Teknenin yapımı henüz başlamamış. Nedeni, Sparkman & Stephens ile görüşmelerin sürmesi ve tasarımda sürekli yapılan değişiklikler. Koç, "Her şey bitsin. Hiç değişiklik yapılmaz hale gelsin, o zaman zamanlama, maliyet ve kalite denklemi göz önünde bulundurulup yapıma başlanacak" diyor.

Biraz tekne tasarımından, tasarımcılardan konuşuyoruz. Ben Halki’den söz edip, Kalamış’taki Setur Marina’da bağlı olduğunu anlatıyorum. "Hizmet nasıl?" diye soruyor. "Hizmet iyi, tesis eksik" deyip, bilinen sorunları anlatıyorum, dinliyor, "Yönetime söylemek gerek" diyor.

SIRADA İSTANBUL’DA YELKEN VAR/images/100/0x0/55ead074f018fbb8f89867f2

Rahmi Koç ile vedalaşırken, yeni bir bomba patlatıyor:

"Bir William Fife teknesini restore ettim. Nazenin IV’ü getirdikten sonra onunla İstanbul’da yelken yapacağım. Bu tekne bir klasik, 1907 ile 1987 arasında dünyada 170 tane yapılan 12 metre diye nitelenen sınıfın 1925 yılında yapılmış seçkin bir örneği." Fotoğrafını gösteriyor. Harika bir tekne. Şimdi Tuzla’da RMK tersanesinde paketlenmiş bekliyor. Türkiye’deki birkaç klasikten biri. "Onun ile yelken yapmak isterim" diyorum. "Kartınızı bırakın" diyor gülerek.

Şanslı adam. Tekneleri dünyanın en ünlü tasarımcılarının elinden çıkmış. John Alden, Sparkman & Stephens ve şimdi de William Fife...

Kartımı bırakıyorum ve beklemeye başlıyorum.
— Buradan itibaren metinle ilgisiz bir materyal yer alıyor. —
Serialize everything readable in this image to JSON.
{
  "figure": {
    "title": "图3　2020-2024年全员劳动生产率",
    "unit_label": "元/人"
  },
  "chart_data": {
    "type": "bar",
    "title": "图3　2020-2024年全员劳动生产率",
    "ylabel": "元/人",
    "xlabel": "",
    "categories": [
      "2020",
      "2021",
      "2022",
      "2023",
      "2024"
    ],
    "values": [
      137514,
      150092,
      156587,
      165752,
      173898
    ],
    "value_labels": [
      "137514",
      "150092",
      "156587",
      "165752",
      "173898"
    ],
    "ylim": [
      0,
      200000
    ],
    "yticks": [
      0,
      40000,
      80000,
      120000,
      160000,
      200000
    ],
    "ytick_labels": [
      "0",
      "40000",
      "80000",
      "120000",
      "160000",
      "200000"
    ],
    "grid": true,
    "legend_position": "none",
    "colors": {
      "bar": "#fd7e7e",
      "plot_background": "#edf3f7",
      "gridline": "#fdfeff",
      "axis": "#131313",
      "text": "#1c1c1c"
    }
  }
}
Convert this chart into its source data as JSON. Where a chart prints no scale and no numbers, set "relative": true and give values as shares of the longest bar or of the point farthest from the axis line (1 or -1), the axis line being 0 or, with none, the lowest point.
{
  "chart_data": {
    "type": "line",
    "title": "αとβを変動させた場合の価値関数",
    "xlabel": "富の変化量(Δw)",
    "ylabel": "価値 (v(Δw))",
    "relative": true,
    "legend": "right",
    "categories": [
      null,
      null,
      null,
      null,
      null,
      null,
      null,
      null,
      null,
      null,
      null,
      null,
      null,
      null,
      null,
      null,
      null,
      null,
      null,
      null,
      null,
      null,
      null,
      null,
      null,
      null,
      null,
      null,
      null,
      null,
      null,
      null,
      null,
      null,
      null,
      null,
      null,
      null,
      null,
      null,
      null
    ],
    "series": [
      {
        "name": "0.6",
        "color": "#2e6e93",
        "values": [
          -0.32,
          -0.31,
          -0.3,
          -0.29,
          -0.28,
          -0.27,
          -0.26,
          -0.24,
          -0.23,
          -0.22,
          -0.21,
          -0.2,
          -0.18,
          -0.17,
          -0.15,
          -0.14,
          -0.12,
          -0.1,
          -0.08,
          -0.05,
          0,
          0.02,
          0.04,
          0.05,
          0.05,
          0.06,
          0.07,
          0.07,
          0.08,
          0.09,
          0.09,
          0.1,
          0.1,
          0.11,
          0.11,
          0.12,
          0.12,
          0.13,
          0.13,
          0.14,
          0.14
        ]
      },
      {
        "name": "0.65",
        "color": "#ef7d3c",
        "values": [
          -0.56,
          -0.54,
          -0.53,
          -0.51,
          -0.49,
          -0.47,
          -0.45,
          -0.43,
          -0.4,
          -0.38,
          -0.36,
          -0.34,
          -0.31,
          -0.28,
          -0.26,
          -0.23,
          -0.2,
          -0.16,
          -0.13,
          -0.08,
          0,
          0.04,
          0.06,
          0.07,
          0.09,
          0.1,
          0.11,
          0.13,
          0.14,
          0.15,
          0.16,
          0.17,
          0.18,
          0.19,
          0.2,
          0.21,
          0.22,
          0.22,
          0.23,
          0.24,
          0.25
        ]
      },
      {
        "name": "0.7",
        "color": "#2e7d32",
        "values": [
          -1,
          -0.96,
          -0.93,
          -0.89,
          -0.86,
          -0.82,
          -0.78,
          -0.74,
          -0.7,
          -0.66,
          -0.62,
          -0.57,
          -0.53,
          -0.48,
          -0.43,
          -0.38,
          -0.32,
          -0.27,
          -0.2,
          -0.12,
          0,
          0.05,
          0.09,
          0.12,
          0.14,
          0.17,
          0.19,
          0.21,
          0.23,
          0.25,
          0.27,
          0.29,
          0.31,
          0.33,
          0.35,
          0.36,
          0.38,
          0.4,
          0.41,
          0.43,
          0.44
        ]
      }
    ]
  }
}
KAMP YATAĞI, TERLİKLER, PİJAMA İŞTE RAHMİ KOÇ’UN ÖZEL STÜDYOSU

Teknelerinin maketlerini görmek isteyip istemediğimi soruyor; ortak bir konudan konuşanların keyfi paylaşma arzusu ile. Öne düşüyor ve öğleden sonraları kestirdiğini söylediği küçük stüdyoya götürüyor beni ve fotoğrafçı arkadaşımız Sebati Karakurt’u.

Bir kamp yatağı, terlikler, pijama, havlu. Rahmi Koç’un sanırım en özel yerlerinden birindeyim. Duvarlarda ve raflarda maketler, modeller, resimler. Yatağın üzerinde şimdiye kadar yaptırdığı tüm Nazeninler’in yarım modelleri. Büyük bir keyif ile gösteriyor ve anlatıyor. Sebati izin istiyor fotoğraf çekmek için; vermez diye düşünürken, "Tabii" diyor. Ve Rahmi Koç’u ilk kez, bu özel odasında görüntüleyen fotoğraflar çekiliyor.

Koç ile konuşurken, aslında her erkeğin hep biraz çocuk kaldığını söyleyenleri ve aynı kategoriye giren kendimi düşünüyorum. Küçük bir erkek çocuk da, bu odada Türkiye’nin en güçlü insanlarından biri olan Rahmi Koç kadar rahat ve evinde hissedebilir kendini. Kuşkusuz ben de bu odada yaşayabilirim, büyük değişiklik yapmama gerek yok. Belki kamp yatağı gider, daha rahat bir yatak gelir; o kadar.